You may not be aware of it, but banks used to print and issue their own money up until 1862. By the 1850s, there were over 10,000 varieties of bank notes and counterfeiting was rampant. Of course, the Blockchain was not available for untrusted settlement.
You might think the view I am expressing of company issued cryptocurrencies replacing company issued stock is farfetched. It has already happened. I mentioned Ethereum above as one of the new open source software platforms. Earlier this year, Ethereum has done just what I described. An excerpt from Wikipedia:
The currency unit of Ethereum is the Ether, used to pay for computational services on the network. To finance development, Ethereum distributed the initial allocation of Ethers via a 42-day public crowd sale, netting 31,591 Bitcoins, worth $18,439,086 at that time, in exchange for about 60,102,216 Ethers.
Ether is divided into smaller units of currency called finney, szabo, shannon, babbage, lovelace, and wei (named after Wei Dai, the creator of b-money). Each larger unit is equal to 1000 of the next lower unit. In practice, however, the developers encourage the use of ether and wei. Wei is the base unit of implementation and cannot be further divided.”
Fast forward a year. You might have missed this event yesterday, but the announcement on EconoTimes was “Blockchain startup Bancor Protocol has raised over $150 million in its Token Generation Event which took place on June 12.” And a new form of speculative investment is born, a “Token Generation Event”. Bancor Protocol tokens denominated in Ethers (ETH).

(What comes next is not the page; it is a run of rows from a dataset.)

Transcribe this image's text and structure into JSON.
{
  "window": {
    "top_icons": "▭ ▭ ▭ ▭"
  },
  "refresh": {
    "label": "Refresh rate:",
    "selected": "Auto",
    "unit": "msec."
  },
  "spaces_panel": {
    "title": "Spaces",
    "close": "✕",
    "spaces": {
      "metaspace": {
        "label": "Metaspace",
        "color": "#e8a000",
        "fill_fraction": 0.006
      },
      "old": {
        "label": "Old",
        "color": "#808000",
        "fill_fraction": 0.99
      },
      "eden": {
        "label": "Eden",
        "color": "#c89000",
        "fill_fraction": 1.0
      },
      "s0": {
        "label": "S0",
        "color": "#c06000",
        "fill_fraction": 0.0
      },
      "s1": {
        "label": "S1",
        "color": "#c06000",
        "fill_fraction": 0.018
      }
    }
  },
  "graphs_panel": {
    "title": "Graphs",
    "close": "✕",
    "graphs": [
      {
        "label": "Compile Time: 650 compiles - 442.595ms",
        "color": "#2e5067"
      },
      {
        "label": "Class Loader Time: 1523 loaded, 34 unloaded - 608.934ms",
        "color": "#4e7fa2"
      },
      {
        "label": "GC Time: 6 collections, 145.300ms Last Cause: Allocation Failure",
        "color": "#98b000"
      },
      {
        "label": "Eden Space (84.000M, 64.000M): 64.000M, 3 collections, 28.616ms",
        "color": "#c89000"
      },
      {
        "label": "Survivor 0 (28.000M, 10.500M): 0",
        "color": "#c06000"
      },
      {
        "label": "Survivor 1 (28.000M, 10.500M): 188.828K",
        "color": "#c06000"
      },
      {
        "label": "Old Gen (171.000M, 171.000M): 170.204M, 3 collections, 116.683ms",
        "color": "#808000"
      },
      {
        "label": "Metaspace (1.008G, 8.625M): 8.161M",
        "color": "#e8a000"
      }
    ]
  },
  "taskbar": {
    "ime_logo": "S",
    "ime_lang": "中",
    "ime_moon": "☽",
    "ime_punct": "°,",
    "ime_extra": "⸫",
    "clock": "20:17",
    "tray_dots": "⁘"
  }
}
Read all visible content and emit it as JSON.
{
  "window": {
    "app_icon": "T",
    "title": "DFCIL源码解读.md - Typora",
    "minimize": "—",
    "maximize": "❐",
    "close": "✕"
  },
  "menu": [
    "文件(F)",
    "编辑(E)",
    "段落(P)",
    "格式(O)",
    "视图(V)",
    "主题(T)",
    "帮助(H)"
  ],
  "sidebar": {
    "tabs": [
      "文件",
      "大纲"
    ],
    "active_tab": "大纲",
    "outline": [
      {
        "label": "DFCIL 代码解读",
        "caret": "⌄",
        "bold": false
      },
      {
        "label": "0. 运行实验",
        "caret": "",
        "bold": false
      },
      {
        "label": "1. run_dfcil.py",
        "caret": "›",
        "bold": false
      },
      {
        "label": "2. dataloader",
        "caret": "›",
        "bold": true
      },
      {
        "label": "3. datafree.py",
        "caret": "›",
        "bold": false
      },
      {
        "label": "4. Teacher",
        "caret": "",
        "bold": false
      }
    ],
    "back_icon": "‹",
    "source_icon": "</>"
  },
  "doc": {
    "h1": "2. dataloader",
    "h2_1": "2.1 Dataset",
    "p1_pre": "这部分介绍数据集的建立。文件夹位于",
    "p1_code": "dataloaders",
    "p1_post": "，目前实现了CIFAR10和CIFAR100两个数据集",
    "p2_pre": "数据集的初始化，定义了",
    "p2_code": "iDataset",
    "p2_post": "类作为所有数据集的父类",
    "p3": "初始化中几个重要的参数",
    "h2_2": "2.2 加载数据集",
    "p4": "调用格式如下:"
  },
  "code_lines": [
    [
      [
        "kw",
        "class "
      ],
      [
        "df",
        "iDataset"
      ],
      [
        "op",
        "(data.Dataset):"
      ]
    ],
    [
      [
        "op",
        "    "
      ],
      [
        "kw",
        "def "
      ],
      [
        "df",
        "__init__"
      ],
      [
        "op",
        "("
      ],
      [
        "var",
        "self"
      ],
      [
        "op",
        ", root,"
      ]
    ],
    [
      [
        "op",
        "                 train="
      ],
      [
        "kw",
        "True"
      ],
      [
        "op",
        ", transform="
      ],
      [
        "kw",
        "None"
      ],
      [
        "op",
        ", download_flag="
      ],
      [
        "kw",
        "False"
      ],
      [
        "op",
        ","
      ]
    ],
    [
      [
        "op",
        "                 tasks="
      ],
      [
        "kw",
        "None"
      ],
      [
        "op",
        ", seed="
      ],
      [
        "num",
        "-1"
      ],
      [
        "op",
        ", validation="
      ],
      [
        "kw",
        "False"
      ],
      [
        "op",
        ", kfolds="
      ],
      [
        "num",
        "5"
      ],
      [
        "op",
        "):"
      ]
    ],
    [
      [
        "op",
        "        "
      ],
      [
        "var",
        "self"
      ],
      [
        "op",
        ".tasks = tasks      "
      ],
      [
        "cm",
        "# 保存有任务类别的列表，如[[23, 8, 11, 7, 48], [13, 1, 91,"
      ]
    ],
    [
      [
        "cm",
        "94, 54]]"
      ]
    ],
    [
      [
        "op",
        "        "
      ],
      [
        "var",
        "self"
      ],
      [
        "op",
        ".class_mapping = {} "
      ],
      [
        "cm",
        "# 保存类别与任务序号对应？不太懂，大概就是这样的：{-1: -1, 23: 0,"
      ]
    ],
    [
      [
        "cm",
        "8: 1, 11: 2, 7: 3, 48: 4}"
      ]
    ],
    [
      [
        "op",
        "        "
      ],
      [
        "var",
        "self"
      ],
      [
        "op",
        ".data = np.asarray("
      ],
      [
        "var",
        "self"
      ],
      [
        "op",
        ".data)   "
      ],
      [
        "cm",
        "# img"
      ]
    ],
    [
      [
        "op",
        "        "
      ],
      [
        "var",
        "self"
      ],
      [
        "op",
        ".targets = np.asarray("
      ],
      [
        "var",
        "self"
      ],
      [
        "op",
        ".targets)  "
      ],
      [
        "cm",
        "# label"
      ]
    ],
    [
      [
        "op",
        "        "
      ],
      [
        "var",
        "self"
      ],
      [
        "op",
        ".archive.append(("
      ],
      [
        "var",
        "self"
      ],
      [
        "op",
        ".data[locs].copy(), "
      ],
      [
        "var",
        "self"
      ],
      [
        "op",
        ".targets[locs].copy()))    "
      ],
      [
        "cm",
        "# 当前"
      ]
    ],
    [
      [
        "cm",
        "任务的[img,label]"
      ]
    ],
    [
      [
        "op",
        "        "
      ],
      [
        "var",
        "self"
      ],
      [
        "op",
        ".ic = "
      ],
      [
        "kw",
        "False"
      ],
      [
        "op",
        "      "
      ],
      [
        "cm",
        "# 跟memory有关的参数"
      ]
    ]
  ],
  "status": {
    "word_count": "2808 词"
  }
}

It didn’t hurt to have a recognized venture investor like Tim Draper as a participant and advisor. His comments tell it all, “We are beginning to explore the possibility of issuing a VC Token for our diverse network of investors, entrepreneurs, local and global businesses. We’d like for this to be a Smart Token, so it can benefit from continuous liquidity from day 1.”
The BNT tokens will trade based on investor’s view of their future and the scarcity/surplus of buyers or sellers at a given price just like a stock. Now all we need is for liquidity and Charles Schwab to offer check writing against the asset. But wait, there’s more to the announcement.
“We are thrilled to announce a unique partnership between Gnosis and Bancor to create a joint GNO BNT Token Changer — a decentralized liquidity pool of GNO and BNT, encapsulated in a Smart Token. 4,000 GNO and 400,000 BNT (~$1,000,000 value each) tokens will be deposited in a Gnosis-Bancor multisig wallet following the token allocation event on June 12 at 2pm GMT. The funds will be progressively deposited in a token changer that will provide a decentralized and automated solution for exchanging GNO to BNT, with no (human) counter-party. Since BNT holds an ETH reserve, two-way ETH-GNO conversions will be possible as well.”
There you go. The cryptocurrency has found its true purpose in our society. An asset ownership vehicle that can be anonymous, instantaneously transacted across borders, with liquidity. There will be kinks to work out, but the DAO fiasco didn’t seem to stop Rancor’s success in just 3 hours.
No its not a currency for buying a Big Mac, but then did you really believe that was where bitcoin was headed? Mark my words, this will be big.